Ilusionismo: a TV faz é como o mágico que distrai o público com o lenço enquanto tira o pombo da cartola. Assistimos a truques assim todos os dias no telejornalismo brasileiro
Por: Laurindo Lalo Leal Filho
A maioria dos brasileiros só se informa pela televisão e, quase sempre, fica mal informada. Todos os dias as emissoras selecionam e transmitem inúmeras notícias, mas o que não bate com seus interesses comerciais e políticos fica de fora. A desinformação, no entanto, acontece também no que é mostrado. As notícias veiculadas são organizadas e editadas segundo esses mesmos interesses.
Há dois exemplos significativos. Um, de mais de 20 anos, só agora revelado. Trata-se do famoso debate Lula-Collor de 1989. Sabia-se que ele havia sido editado para ser exibido no Jornal Nacional, de modo a ressaltar os melhores momentos de Collor e os piores de Lula. Sua exibição, dessa forma, às vésperas das eleições, influenciou um grande número de eleitores, conforme mostraram pesquisas na época.
A Celac definiu como um dos seus princípios básicos a defesa das democracias nos países-membros. Alguém soube disso através da TV?
A manipulação, no entanto, não ficou só aí. José Bonifácio de Oliveira Sobrinho, o Boni, um dos principais executivos da Globo naquela ocasião, revelou em seu livro recém-lançado a dimensão real do episódio. O debate não foi manipulado apenas na edição levada ao ar. Os truques começaram bem antes, uma vez que, segundo o próprio Boni, a emissora “tomou partido” e “produziu” o debate para beneficiar o ex-governador alagoano.
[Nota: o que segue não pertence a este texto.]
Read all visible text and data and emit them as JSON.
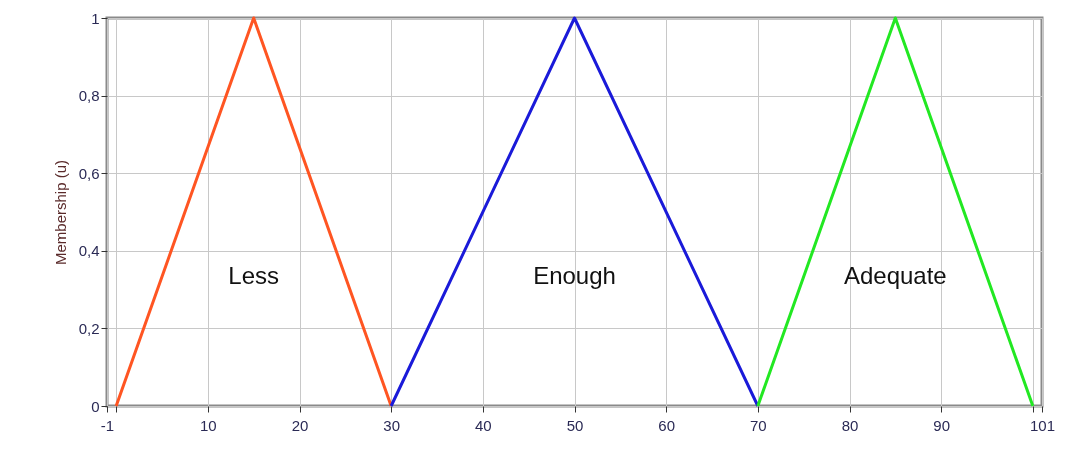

“Eu achei que a briga do Collor com o Lula nos debates estava desigual, porque o Lula era o povo e o Collor era a autoridade. Então, nós conseguimos tirar a gravata do Collor, botar um pouco de suor, com uma glicerinazinha, e colocamos as pastas todas que estavam ali, com supostas denúncias contra o Lula. Mas as pastas estavam inteiramente vazias ou com papéis em branco”, revelou Boni.
Se você acha que isso é coisa do passado e não acontece mais, está enganado. Em dezembro, ocorreu em Caracas, na Venezuela, um fato capaz de dar à América Latina e ao Caribe a primeira oportunidade real de romper com as dominações externas mantidas sobre o continente há mais de 500 anos. Foi criada a Comunidade de Estados Latino-Americanos e Caribenhos (Celac), reunindo 33 países da região, deixando de fora os Estados Unidos e o Canadá, que sempre dominaram a Organização dos Estados Americanos (OEA), até então o principal organismo multilateral do continente, chamada com muita propriedade de “ministério das colônias” pelo então presidente de Cuba, Fidel Castro.
Trata-se de um grito de libertação dos países situados ao sul dos Estados Unidos. Dois séculos depois do rompimento dessas nações com as metrópoles espanhola e portuguesa, dá-se continuidade a uma luta conjunta em busca da autodeterminação política e econômica, livre das imposições dos impérios modernos.
A Celac definiu como um dos seus princípios básicos a defesa das democracias nos países-membros. Se em algum deles a ordem institucional for rompida, a expulsão é imediata. A medida busca evitar a repetição de fatos recentes como o golpe de Estado que depôs o presidente de Honduras, Manuel Zelaya, em 2009, e a tentativa frustrada de tomar o poder pela força no Equador, em setembro de 2010.
Alguém soube disso através da TV? Não que a televisão brasileira não estivesse lá. Estava, mas não para mostrar a dimensão histórica do que ocorria em Caracas. Tudo que era importante foi escondido e, para não perder a viagem, o Jornal Nacional colocou no ar o questionamento feito à presidenta Dilma Rousseff sobre uma declaração de amor feita a ela, no Brasil, por um ministro em vias de demissão. Surpresa, Dilma foi gentil e respondeu à pergunta descabida e fora de lugar. Ao telespectador restou receber uma informação supérflua em prejuízo do essencial.
O caso revela que as distorções ocorridas em torno do debate presidencial de 1989 não são exceções. Ao contrário, trata-se de uma prática comum, embora menos perceptível. A TV acaba fazendo como o mágico, que chama a atenção para o lenço enquanto, sem o público perceber, tira o pombo da cartola, na feliz imagem do sociólogo francês Pierre Bourdieu. Infelizmente, assistimos a essa mágica todos os dias no telejornalismo brasileiro.